Other exciting developments included more work on developing project “X” for future expansion and potential funding. Thanks to my friend David Spann, I had a meeting with vSpring’s Dinesh Patel and we’ll see where things go in the not too distant future. I’ve also been looking for Cocoa developers to port our cellkit application to a native OSX app, and have been searching for additional lab members which has proven quite fruitful. It appears two new undergraduates are going to be starting as well as a first year medical student and a neuroscience student doing his rotation. To wrap the last four weeks up, thanks to Ben and Todd, I just finished my teaching duties for the second year medical students.
I also got my part of the grant that my friends at Stanford are working on completed and sent off last Thursday and had a meeting with all of the senior Adobe Photoshop engineers and product managers that was quite interesting. Hey John and Ashley, thanks for the t-shirt! I’ll send you some more information soon on requirements and interface issues.
I obviously have not gotten much time in for writing the light damage paper (sorry Robert, Dan and Dana), but that is next on my list of things to clean off the plate before things heat up again next week with a visit from Steve Fisher and his laboratory to learn just what it is that we do.
However, I have had some fun in between all the craziness. Last week on a beautiful fall day, I had a great tour of the new Moran Eye Center that is undergoing construction. My tour guide was our Administrative Director, Wayne Imbrescia.
Wayne pointing out details on the blueprints of the new building. Our lab, should we stay here in SLC is going to be pretty swanky.
Hard hat and boots are required attire for touring the construction site. Perhaps when the building is finished, the next time you see me on this floor, there’ll be a party and I’ll bust out the tuxedo.
The new building will contain approximately 200,000 square feet with extensive space for us basic science researchers and the clinical side of things. The space is fairly luxurious and should make for a productive environment with which to continue research into artificial vision, ophthalmic genetics, retinal anatomy and physiology, retinal degenerative diseases and potential vision restoration. I was able to capture this view looking East from a part of the Moran II that will never again be accessible once the building is completed.

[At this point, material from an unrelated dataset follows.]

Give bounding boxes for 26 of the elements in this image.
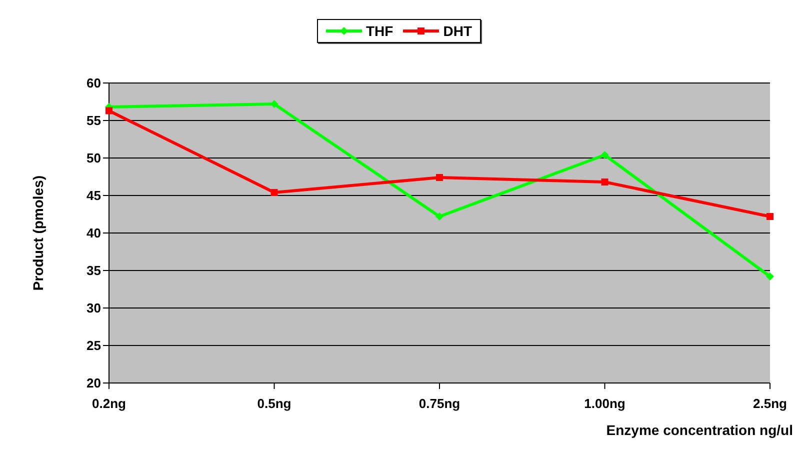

When completed the building will resemble this CG model as seen from the golf course in front of the building. This gives you some idea for what the building will look like when completed. It’s not far away as almost all of the exterior work has been completed and they are now working on the inside. The complete right half of the building will be dedicated to research and will be where all of our labs are, whereas the left half of the building will be dedicated to patients and clinical work. It will easily be one of the premiere vision institutes in the world when completed.
From the inside and up close, the new John A Moran Moran Eye Center is much bigger than it seems from the illustrations, and it has amazing space. Additionally, the view is almost unparalleled in the valley with this panorama being visible from the patient waiting areas as well as the research lounge as the central portion of the building has been designed with structural glass that will allow unobstructed views.
Click this link for a full resolution (18MB jpg file) panorama of the SLC valley on a beautiful fall day from the front of the Moran II.
H and I also had an opportunity to get down to Southern Utah last weekend for the birthday celebrations of my nephew and grandmother. Unfortunately the trip was quick and we did not get as much time as I would have liked to visit with everyone as I had to get back to teaching duties last Monday.
H and I making ourselves comfortable.
My sister, E and I had dueling cameras to document the festivities.
My nephew, I. Isn’t he awfully cute?
My dad and the first grandson.
My grandmother in her Halloween regalia.
Oh, yeah. The introductory image is a bronze at the University of Utah Museum of Fine Arts that someone told me reminded them of me. I am not sure why as I don’t routinely go around wearing Roman Legionnaires armor, but hey…. Who knows?